Handling over a trillion data operations per day requires an interesting mix of “off the shelf OSS” and in house projects. No single data technology can meet every use case or satisfy every latency requirement. Our needs range from non-durable in-memory stores like Memcached and Redis, to searchable datastores such as Elastic and durable must-never-go-down datastores like Cassandra and MySQL.
Our Cloud usage and the scale at which we consume these technologies, has required us to build tools and services that enhance the datastores we use. We’ve created the sidecars Raigad and Priam to help with the deployment, management and backup/recovery of our hundreds of Elastic and Cassandra clusters. We’ve created EVCache and Dynomite to use Memcached and Redis at scale. We’ve even developed the Astyanax and Dyno client libraries to better consume datastores in the Cloud.
Telemetry and metrics play a critical role in the operations of any company, and at more than a billion metrics per minute flowing into Atlas, our time-series telemetry platform, they play a critical role at Netflix. However, Operational Insight is considered a higher-order family of products at Netflix, including the ability to understand the current components of our cloud ecosystem via Edda, and the easy integration of Java application code with Atlas via the Spectator library.
Effective performance instrumentation allows engineers to drill quickly on a massive volume of metrics, making critical decisions quickly and efficiently. Vector exposes high-resolution host-level metrics with minimal overhead.

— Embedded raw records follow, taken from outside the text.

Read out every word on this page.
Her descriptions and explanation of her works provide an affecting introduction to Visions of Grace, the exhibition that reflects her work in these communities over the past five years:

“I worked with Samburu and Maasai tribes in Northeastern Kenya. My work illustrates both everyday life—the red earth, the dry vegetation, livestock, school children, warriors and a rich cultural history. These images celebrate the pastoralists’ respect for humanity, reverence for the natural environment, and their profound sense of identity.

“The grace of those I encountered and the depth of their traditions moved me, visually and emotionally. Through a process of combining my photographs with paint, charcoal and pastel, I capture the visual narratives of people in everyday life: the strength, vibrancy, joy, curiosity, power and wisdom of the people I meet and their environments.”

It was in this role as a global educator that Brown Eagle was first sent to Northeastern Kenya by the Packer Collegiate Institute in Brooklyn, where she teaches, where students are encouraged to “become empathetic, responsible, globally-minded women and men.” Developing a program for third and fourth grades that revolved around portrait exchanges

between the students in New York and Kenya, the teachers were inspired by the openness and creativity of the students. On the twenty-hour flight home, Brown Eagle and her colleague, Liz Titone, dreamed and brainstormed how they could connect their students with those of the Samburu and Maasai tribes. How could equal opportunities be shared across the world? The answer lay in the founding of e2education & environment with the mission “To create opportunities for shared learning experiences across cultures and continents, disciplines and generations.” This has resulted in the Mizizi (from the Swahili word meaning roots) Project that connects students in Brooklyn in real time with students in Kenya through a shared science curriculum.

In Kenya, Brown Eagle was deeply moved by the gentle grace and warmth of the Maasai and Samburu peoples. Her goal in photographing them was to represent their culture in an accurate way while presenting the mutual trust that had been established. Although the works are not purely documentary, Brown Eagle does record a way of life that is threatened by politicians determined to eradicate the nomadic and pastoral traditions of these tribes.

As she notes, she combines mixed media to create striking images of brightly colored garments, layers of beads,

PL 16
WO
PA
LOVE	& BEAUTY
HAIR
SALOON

Outside of the operational domain, cost management and visibility into where our resources are used in the cloud is a multi-million question to be answered; we've built Ice as a way to expose ongoing cost and and cloud utilization trends to engineers so they can have a better understanding of the footprint of their applications in our environment.
Finally to validate reliability, we have the Simian Army which tests our instances for random failures.
Security is an increasingly important area for organizations of all types and sizes, and Netflix is happy to contribute a variety of security tools and solutions to the open source community. Our security-related open source efforts generally fall into one of two categories - operational tools and systems to make security teams more efficient and effective when securing large and dynamic environments and security infrastructure components that provide critical security services for modern distributed systems.
On the operational side, Security Monkey helps monitor and secure large AWS-based environments and Scumblr leverages Internet-wide targeted searches to surface specific security issues for investigation. On the security infrastructure side, MSL is an extensible and flexible secure messaging protocol that addresses a number of secure communications use cases and requirements.